1839 [Doubleday, Thomas] (1790-1870). “The Political Pilgrim’s Progress.” Northern Liberator 2.66, 68 - 69, 71, 74 - 76 (January 19, February 2 - 9, February 23, March 16 - 30, 1839): 3, 3, 3, 3, 3, 3, 3. Rpt. with illustrations as The Political Pilgrim’s Progress. From the Northern Liberator. Newcastle-Upon-Tyne, Eng.: Ptd. at the Northern Liberator Office by John Bell, 1839; and in Chartist Fiction. Thomas Doubleday, The Political Pilgrim’s Progress. Thomas Martin Wheeler, Sunshine and Shadow. Ed. Ian Haywood (Aldershot, Eng.: Ashgate, 1999), 17-59 with “Editor’s Notes (59-63).
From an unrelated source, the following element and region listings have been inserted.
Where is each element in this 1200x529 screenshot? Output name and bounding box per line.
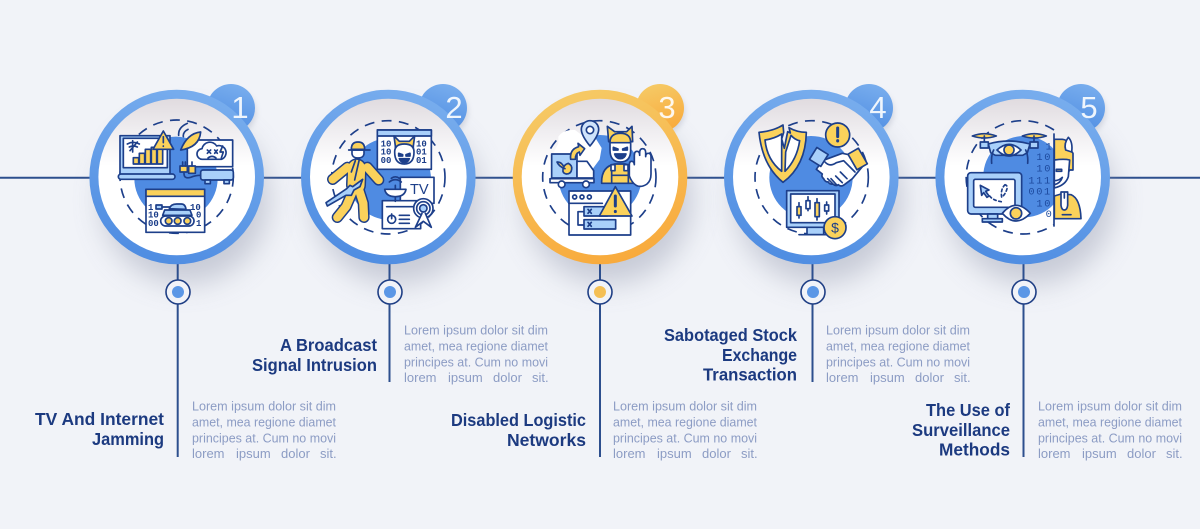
body 5: Lorem ipsum dolor sit dim xyxy=(1038,398,1182,414)
icon: surveillance: 10 xyxy=(1036,199,1052,211)
icon: broadcast intrusion: 10 xyxy=(416,140,427,150)
title 4: Exchange xyxy=(722,345,797,365)
body 2: sit. xyxy=(532,370,549,385)
body 4: Lorem ipsum dolor sit dim xyxy=(826,322,970,338)
icon: broadcast intrusion: TV xyxy=(410,182,429,198)
badge 2 xyxy=(419,84,468,134)
node 4 xyxy=(801,280,825,304)
icon: surveillance xyxy=(966,121,1081,234)
ring 2 xyxy=(301,90,476,264)
title 3: Networks xyxy=(507,430,586,450)
body 2: lorem xyxy=(404,370,437,385)
body 2 xyxy=(404,322,549,385)
step 5 xyxy=(912,84,1183,461)
body 5: sit. xyxy=(1166,446,1183,461)
step 2 xyxy=(252,84,549,385)
body 2: amet, mea regione diamet xyxy=(404,338,548,354)
connector 1 xyxy=(177,260,179,457)
icon: surveillance: 001 xyxy=(1028,186,1052,198)
ring 5 xyxy=(935,90,1110,264)
icon: jamming devices: 0 xyxy=(196,211,201,221)
icon: broadcast intrusion: 10 xyxy=(381,140,391,150)
title 5: Methods xyxy=(939,440,1010,460)
badge 3 xyxy=(636,84,685,134)
title 2: Signal Intrusion xyxy=(252,355,377,375)
ring 3 xyxy=(513,90,687,264)
horizontal timeline xyxy=(0,177,1200,179)
body 5 xyxy=(1038,398,1183,461)
icon: surveillance: 10 xyxy=(1036,163,1052,175)
icon: broadcast intrusion: 00 xyxy=(381,156,391,166)
body 1: dolor xyxy=(281,446,311,461)
body 3: Lorem ipsum dolor sit dim xyxy=(613,398,757,414)
icon: broadcast intrusion: 10 xyxy=(381,148,391,158)
title 1: Jamming xyxy=(92,429,164,449)
body 4: amet, mea regione diamet xyxy=(826,338,970,354)
body 3 xyxy=(613,398,758,461)
shadow 2 xyxy=(313,116,481,284)
ring 4 xyxy=(724,90,899,264)
body 4: ipsum xyxy=(870,370,905,385)
number 5: 5 xyxy=(1080,90,1098,125)
number 3: 3 xyxy=(658,90,676,125)
connector 5 xyxy=(1022,260,1024,457)
title 2: A Broadcast xyxy=(280,335,377,355)
step 3 xyxy=(451,84,758,461)
number 4: 4 xyxy=(869,90,887,125)
body 3: lorem xyxy=(613,446,646,461)
body 1: principes at. Cum no movi xyxy=(192,430,336,446)
shadow 5 xyxy=(947,116,1115,284)
title 4: Transaction xyxy=(703,364,797,384)
icon: surveillance: 111 xyxy=(1028,175,1052,187)
icon: surveillance: 0 xyxy=(1046,209,1054,221)
badge 1 xyxy=(207,84,256,134)
body 5: principes at. Cum no movi xyxy=(1038,430,1182,446)
icon: jamming devices: 1 xyxy=(148,203,154,213)
connector 2 xyxy=(388,260,390,382)
body 2: Lorem ipsum dolor sit dim xyxy=(404,322,548,338)
icon: sabotaged stock exchange xyxy=(755,121,868,239)
icon: broadcast intrusion: 01 xyxy=(416,148,427,158)
node 5 xyxy=(1012,280,1036,304)
node 2 xyxy=(378,280,402,304)
icon: broadcast intrusion xyxy=(326,121,445,234)
shadow 1 xyxy=(101,116,269,284)
body 3: amet, mea regione diamet xyxy=(613,414,757,430)
body 1: lorem xyxy=(192,446,225,461)
body 1: amet, mea regione diamet xyxy=(192,414,336,430)
icon: disabled logistics xyxy=(543,121,656,235)
connector 3 xyxy=(599,260,601,457)
badge 4 xyxy=(845,84,894,134)
worker figure xyxy=(333,167,379,217)
body 1: Lorem ipsum dolor sit dim xyxy=(192,398,336,414)
body 3: dolor xyxy=(702,446,732,461)
body 5: amet, mea regione diamet xyxy=(1038,414,1182,430)
body 3: principes at. Cum no movi xyxy=(613,430,757,446)
title 5: Surveillance xyxy=(912,420,1010,440)
step 1 xyxy=(35,84,337,461)
icon: sabotaged stock exchange: $ xyxy=(831,220,839,236)
body 4: dolor xyxy=(915,370,945,385)
badge 5 xyxy=(1057,84,1106,134)
icon: surveillance: 10 xyxy=(1036,152,1052,164)
body 3: sit. xyxy=(741,446,758,461)
node 1 xyxy=(166,280,190,304)
title 4: Sabotaged Stock xyxy=(664,325,797,345)
body 2: dolor xyxy=(493,370,523,385)
body 5: dolor xyxy=(1127,446,1157,461)
body 4: principes at. Cum no movi xyxy=(826,354,970,370)
body 1: sit. xyxy=(320,446,337,461)
body 3: ipsum xyxy=(657,446,692,461)
body 1 xyxy=(192,398,337,461)
body 4: sit. xyxy=(954,370,971,385)
number 2: 2 xyxy=(445,90,463,125)
shadow 3 xyxy=(524,116,692,284)
icon: jamming devices: 1 xyxy=(196,219,202,229)
icon: jamming devices: 00 xyxy=(148,219,159,229)
icon: jamming devices xyxy=(118,120,233,233)
title 3: Disabled Logistic xyxy=(451,410,586,430)
body 1: ipsum xyxy=(236,446,271,461)
body 4: lorem xyxy=(826,370,859,385)
title 1: TV And Internet xyxy=(35,409,164,429)
node 3 xyxy=(588,280,612,304)
ring 1 xyxy=(89,90,264,264)
connector 4 xyxy=(812,260,814,382)
body 2: ipsum xyxy=(448,370,483,385)
body 4 xyxy=(826,322,971,385)
number 1: 1 xyxy=(231,90,249,125)
body 5: ipsum xyxy=(1082,446,1117,461)
body 5: lorem xyxy=(1038,446,1071,461)
icon: surveillance: 1 xyxy=(1046,141,1054,153)
icon: jamming devices: 10 xyxy=(190,203,201,213)
title 5: The Use of xyxy=(926,400,1010,420)
icon: jamming devices: 10 xyxy=(148,211,159,221)
step 4 xyxy=(664,84,971,385)
shadow 4 xyxy=(735,116,903,284)
icon: broadcast intrusion: 01 xyxy=(416,156,427,166)
body 2: principes at. Cum no movi xyxy=(404,354,548,370)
Doubleday is given as the author in Horst Rossler, “Literatur und politische agitation im Chartismus. Eine Studie zu Thomas Doubledays Political Pilgrims Progress.” Englisch Amerikanische Studien 3 (1981): 3 (1981): 108-21. This is accepted by H. Gustav Klaus, The Literature of Labour: Two Hundred Years of Working-Class Writing (Brighton, Sussex, Eng.: The Harvester Press, 1985), 51-52, but Haywood, in his “Editor’s Introduction” (3), argues that Robert Blakey (1795-1878) was also involved in writing it. L

An allegory in which Radical makes his way with his family from the City of Plunder to the City of Reform. While meeting much opposition and overcoming many temptations, he arrives in the City of Reform, which has no direct taxes, no professional politicians, no standing army, and no distinctions between rich and poor. It has a citizen’s militia and requires its men aged 20 to 50 to be armed both physically and morally.